Class UAX29URLEmailTokenizerImpl31

  • All Implemented Interfaces:
    StandardTokenizerInterface

    @Deprecated
    public final class UAX29URLEmailTokenizerImpl31
    extends java.lang.Object
    implements StandardTokenizerInterface
    Deprecated.
    This class is only for exact backwards compatibility
    This class implements UAX29URLEmailTokenizer, except with a bug (https://issues.apache.org/jira/browse/LUCENE-3358) where Han and Hiragana characters would be split from combining characters:
    • Field Summary

      Fields 
      Modifier and Type Field Description
      static int EMAIL_TYPE
      Deprecated.
       
      static int HANGUL_TYPE
      Deprecated.
       
      static int HIRAGANA_TYPE
      Deprecated.
       
      static int IDEOGRAPHIC_TYPE
      Deprecated.
       
      static int KATAKANA_TYPE
      Deprecated.
       
      static int NUMERIC_TYPE
      Deprecated.
      Numbers
      static int SOUTH_EAST_ASIAN_TYPE
      Deprecated.
      Chars in class \p{Line_Break = Complex_Context} are from South East Asian scripts (Thai, Lao, Myanmar, Khmer, etc.).
      static int URL_TYPE
      Deprecated.
       
      static int WORD_TYPE
      Deprecated.
      Alphanumeric sequences
      static int YYEOF
      Deprecated.
      This character denotes the end of file
      static int YYINITIAL
      Deprecated.
      lexical states
    • Constructor Summary

      Constructors 
      Constructor Description
      UAX29URLEmailTokenizerImpl31​(java.io.Reader in)
      Deprecated.
      Creates a new scanner
    • Method Summary

      All Methods Instance Methods Concrete Methods Deprecated Methods 
      Modifier and Type Method Description
      int getNextToken()
      Deprecated.
      Resumes scanning until the next regular expression is matched, the end of input is encountered or an I/O-Error occurs.
      void getText​(CharTermAttribute t)
      Deprecated.
      Fills CharTermAttribute with the current token text.
      void yybegin​(int newState)
      Deprecated.
      Enters a new lexical state
      int yychar()
      Deprecated.
      Returns the current position.
      char yycharat​(int pos)
      Deprecated.
      Returns the character at position pos from the matched text.
      void yyclose()
      Deprecated.
      Closes the input stream.
      int yylength()
      Deprecated.
      Returns the length of the matched text region.
      void yypushback​(int number)
      Deprecated.
      Pushes the specified amount of characters back into the input stream.
      void yyreset​(java.io.Reader reader)
      Deprecated.
      Resets the scanner to read from a new input stream.
      int yystate()
      Deprecated.
      Returns the current lexical state.
      java.lang.String yytext()
      Deprecated.
      Returns the text matched by the current regular expression.
      • Methods inherited from class java.lang.Object

        equals, getClass, hashCode, notify, notifyAll, toString, wait, wait, wait
    • Field Detail

      • YYEOF

        public static final int YYEOF
        Deprecated.
        This character denotes the end of file
        See Also:
        Constant Field Values
      • YYINITIAL

        public static final int YYINITIAL
        Deprecated.
        lexical states
        See Also:
        Constant Field Values
      • WORD_TYPE

        public static final int WORD_TYPE
        Deprecated.
        Alphanumeric sequences
        See Also:
        Constant Field Values
      • SOUTH_EAST_ASIAN_TYPE

        public static final int SOUTH_EAST_ASIAN_TYPE
        Deprecated.
        Chars in class \p{Line_Break = Complex_Context} are from South East Asian scripts (Thai, Lao, Myanmar, Khmer, etc.).

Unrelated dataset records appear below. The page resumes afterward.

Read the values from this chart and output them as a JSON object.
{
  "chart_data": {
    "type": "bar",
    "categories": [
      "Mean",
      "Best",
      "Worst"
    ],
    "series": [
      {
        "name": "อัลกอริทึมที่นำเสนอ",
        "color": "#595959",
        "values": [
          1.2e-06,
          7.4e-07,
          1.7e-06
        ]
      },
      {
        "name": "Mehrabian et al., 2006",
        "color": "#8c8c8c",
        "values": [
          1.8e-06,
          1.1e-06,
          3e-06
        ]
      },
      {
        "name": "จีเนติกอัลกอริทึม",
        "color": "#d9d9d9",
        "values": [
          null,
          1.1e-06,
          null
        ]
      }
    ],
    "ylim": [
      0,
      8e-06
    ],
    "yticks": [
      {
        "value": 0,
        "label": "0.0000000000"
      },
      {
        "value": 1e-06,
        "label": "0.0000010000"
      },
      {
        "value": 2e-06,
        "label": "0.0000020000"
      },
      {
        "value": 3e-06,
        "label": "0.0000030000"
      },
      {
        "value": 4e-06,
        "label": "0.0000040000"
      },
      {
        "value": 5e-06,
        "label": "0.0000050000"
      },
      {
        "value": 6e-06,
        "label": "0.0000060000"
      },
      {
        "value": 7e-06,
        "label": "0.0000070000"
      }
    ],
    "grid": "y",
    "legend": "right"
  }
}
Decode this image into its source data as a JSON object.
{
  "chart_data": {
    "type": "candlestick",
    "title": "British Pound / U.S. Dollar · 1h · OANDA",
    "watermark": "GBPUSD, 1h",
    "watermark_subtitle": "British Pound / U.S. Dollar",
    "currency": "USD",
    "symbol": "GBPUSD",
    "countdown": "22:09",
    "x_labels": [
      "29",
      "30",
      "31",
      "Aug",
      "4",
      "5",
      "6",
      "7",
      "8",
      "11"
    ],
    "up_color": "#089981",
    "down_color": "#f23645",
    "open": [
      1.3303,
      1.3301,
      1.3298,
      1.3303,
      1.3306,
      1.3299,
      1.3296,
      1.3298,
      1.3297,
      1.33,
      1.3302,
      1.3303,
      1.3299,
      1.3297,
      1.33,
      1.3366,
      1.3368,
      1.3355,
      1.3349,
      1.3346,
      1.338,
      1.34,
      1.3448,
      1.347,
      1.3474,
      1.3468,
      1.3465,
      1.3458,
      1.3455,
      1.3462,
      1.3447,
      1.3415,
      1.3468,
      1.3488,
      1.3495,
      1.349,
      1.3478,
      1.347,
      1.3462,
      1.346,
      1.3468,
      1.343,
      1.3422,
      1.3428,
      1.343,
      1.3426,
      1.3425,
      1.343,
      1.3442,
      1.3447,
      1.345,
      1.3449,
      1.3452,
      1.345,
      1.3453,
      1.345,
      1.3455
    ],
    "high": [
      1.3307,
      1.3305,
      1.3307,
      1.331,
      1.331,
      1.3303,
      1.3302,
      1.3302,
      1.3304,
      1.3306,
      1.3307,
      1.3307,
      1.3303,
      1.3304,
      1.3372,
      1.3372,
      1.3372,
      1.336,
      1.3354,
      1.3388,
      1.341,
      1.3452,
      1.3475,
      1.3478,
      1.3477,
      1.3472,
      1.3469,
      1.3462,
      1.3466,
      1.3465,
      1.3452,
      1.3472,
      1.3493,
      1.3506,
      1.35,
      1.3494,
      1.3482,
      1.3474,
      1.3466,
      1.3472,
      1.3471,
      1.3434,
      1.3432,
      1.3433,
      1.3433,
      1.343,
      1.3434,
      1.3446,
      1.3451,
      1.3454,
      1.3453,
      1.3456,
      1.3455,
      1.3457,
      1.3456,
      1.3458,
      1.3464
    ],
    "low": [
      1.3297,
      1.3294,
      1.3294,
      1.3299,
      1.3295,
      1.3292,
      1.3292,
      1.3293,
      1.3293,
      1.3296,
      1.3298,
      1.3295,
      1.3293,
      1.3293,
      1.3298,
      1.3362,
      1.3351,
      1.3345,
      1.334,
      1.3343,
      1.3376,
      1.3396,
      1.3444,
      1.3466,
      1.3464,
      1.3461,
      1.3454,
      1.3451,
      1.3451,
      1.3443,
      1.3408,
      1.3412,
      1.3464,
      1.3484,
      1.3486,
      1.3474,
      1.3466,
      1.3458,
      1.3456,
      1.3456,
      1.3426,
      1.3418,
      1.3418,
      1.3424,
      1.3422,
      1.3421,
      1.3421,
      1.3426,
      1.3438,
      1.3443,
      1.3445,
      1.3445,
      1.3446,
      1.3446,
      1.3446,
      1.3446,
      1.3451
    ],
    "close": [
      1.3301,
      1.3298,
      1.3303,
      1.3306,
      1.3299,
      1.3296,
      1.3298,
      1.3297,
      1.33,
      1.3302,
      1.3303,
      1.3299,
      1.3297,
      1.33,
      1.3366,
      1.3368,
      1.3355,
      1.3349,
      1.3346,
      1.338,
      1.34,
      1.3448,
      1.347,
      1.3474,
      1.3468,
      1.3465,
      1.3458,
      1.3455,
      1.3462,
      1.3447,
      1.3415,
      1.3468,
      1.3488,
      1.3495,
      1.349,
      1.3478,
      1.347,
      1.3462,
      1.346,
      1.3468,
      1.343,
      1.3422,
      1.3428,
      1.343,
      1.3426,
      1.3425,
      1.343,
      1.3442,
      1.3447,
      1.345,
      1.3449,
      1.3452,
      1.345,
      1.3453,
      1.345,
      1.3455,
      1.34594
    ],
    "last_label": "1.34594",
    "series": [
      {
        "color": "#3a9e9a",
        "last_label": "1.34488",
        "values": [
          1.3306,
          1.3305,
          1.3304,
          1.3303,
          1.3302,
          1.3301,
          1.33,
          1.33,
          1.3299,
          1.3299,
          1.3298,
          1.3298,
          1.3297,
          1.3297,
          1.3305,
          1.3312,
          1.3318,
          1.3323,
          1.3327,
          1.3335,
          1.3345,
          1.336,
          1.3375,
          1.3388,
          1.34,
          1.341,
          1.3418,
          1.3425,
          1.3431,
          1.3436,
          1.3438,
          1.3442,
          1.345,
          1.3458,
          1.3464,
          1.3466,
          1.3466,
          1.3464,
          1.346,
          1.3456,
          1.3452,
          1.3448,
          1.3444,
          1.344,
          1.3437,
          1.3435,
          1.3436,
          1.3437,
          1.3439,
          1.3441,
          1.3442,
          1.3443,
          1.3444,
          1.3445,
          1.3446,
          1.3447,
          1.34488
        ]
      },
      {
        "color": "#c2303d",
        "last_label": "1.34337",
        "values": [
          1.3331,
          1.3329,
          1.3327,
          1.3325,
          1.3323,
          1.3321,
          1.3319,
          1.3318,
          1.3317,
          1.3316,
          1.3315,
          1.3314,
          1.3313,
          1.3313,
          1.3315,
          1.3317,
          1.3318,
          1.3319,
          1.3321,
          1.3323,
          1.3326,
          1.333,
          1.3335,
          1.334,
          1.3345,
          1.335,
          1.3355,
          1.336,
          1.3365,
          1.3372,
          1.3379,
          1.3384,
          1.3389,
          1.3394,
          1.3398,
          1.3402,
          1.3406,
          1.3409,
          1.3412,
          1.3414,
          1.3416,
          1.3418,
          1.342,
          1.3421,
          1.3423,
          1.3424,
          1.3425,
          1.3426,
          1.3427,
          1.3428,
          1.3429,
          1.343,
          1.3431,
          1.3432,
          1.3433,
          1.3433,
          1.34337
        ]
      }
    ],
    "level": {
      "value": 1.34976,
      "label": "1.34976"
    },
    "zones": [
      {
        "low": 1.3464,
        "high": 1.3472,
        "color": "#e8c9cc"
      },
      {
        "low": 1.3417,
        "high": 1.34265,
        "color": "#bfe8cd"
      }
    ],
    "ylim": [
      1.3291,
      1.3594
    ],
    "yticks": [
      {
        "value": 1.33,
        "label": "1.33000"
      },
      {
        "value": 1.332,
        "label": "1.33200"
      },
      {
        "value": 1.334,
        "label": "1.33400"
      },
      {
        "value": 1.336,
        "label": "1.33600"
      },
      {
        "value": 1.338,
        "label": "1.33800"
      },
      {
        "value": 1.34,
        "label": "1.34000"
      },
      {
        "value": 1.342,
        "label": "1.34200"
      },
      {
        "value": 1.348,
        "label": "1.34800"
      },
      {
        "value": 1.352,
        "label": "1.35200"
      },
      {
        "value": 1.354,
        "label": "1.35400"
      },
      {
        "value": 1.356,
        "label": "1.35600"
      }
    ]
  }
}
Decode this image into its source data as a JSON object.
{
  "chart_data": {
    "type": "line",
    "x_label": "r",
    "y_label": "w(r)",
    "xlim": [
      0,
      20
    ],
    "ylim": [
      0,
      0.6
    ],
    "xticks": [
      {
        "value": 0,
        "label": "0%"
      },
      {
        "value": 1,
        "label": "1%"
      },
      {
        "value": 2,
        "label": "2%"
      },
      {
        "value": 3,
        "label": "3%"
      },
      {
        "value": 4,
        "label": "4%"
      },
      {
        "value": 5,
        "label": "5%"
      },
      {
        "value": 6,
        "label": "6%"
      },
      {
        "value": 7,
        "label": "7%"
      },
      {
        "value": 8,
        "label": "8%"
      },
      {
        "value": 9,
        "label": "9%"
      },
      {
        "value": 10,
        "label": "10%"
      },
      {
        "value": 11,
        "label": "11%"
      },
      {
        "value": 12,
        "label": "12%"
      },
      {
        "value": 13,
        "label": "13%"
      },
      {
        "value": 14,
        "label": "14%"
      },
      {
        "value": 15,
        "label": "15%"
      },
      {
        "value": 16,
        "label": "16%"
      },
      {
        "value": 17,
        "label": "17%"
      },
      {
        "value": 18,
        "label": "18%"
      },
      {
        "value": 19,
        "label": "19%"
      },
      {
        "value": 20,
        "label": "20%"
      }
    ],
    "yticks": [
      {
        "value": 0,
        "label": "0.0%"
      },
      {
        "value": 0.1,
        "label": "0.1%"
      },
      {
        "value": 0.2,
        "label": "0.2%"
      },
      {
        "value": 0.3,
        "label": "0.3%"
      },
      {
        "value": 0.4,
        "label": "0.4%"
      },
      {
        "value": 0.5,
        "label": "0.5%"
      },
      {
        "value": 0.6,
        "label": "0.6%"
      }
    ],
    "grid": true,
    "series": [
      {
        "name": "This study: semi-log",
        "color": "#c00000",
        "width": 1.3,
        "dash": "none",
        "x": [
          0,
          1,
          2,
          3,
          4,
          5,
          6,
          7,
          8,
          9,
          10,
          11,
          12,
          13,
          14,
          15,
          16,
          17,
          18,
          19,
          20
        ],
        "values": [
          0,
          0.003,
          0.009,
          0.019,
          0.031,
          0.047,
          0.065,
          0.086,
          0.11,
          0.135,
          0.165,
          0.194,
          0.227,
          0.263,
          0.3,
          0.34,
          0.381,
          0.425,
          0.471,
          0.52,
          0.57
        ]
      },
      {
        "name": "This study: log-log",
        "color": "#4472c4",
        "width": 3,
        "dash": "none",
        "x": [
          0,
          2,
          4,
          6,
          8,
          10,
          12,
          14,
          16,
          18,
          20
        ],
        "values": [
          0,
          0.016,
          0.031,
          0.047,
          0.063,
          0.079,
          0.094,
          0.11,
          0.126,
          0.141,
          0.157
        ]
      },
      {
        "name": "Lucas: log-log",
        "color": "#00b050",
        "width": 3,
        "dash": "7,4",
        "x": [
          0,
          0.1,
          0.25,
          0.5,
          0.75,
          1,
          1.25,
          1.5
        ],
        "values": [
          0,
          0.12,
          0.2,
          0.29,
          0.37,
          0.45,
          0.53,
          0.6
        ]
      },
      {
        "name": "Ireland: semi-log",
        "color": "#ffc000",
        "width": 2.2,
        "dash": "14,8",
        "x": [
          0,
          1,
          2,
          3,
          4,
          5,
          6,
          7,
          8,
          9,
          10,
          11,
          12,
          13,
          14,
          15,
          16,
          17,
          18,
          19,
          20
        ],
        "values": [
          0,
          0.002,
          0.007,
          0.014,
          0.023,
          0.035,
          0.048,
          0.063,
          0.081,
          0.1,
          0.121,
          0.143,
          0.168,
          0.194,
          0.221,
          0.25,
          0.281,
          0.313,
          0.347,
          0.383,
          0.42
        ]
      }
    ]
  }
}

Sequences of these are kept together as as a single token rather than broken up, because the logic required to break them at word boundaries is too complex for UAX#29.

        See Unicode Line Breaking Algorithm: http://www.unicode.org/reports/tr14/#SA

        See Also:
        Constant Field Values
    • Constructor Detail

      • UAX29URLEmailTokenizerImpl31

        public UAX29URLEmailTokenizerImpl31​(java.io.Reader in)
        Deprecated.
        Creates a new scanner
        Parameters:
        in - the java.io.Reader to read input from.
    • Method Detail

      • yyclose

        public final void yyclose()
                           throws java.io.IOException
        Deprecated.
        Closes the input stream.
        Throws:
        java.io.IOException
      • yyreset

        public final void yyreset​(java.io.Reader reader)
        Deprecated.
        Resets the scanner to read from a new input stream. Does not close the old reader. All internal variables are reset, the old input stream cannot be reused (internal buffer is discarded and lost). Lexical state is set to ZZ_INITIAL. Internal scan buffer is resized down to its initial length, if it has grown.
        Specified by:
        yyreset in interface StandardTokenizerInterface
        Parameters:
        reader - the new input stream
      • yystate

        public final int yystate()
        Deprecated.
        Returns the current lexical state.
      • yybegin

        public final void yybegin​(int newState)
        Deprecated.
        Enters a new lexical state
        Parameters:
        newState - the new lexical state
      • yytext

        public final java.lang.String yytext()
        Deprecated.
        Returns the text matched by the current regular expression.
      • yycharat

        public final char yycharat​(int pos)
        Deprecated.
        Returns the character at position pos from the matched text. It is equivalent to yytext().charAt(pos), but faster
        Parameters:
        pos - the position of the character to fetch. A value from 0 to yylength()-1.
        Returns:
        the character at position pos
      • yypushback

        public void yypushback​(int number)
        Deprecated.
        Pushes the specified amount of characters back into the input stream. They will be read again by then next call of the scanning method
        Parameters:
        number - the number of characters to be read again. This number must not be greater than yylength()!
      • getNextToken

        public int getNextToken()
                         throws java.io.IOException
        Deprecated.
        Resumes scanning until the next regular expression is matched, the end of input is encountered or an I/O-Error occurs.
        Specified by:
        getNextToken in interface StandardTokenizerInterface
        Returns:
        the next token
        Throws:
        java.io.IOException - if any I/O-Error occurs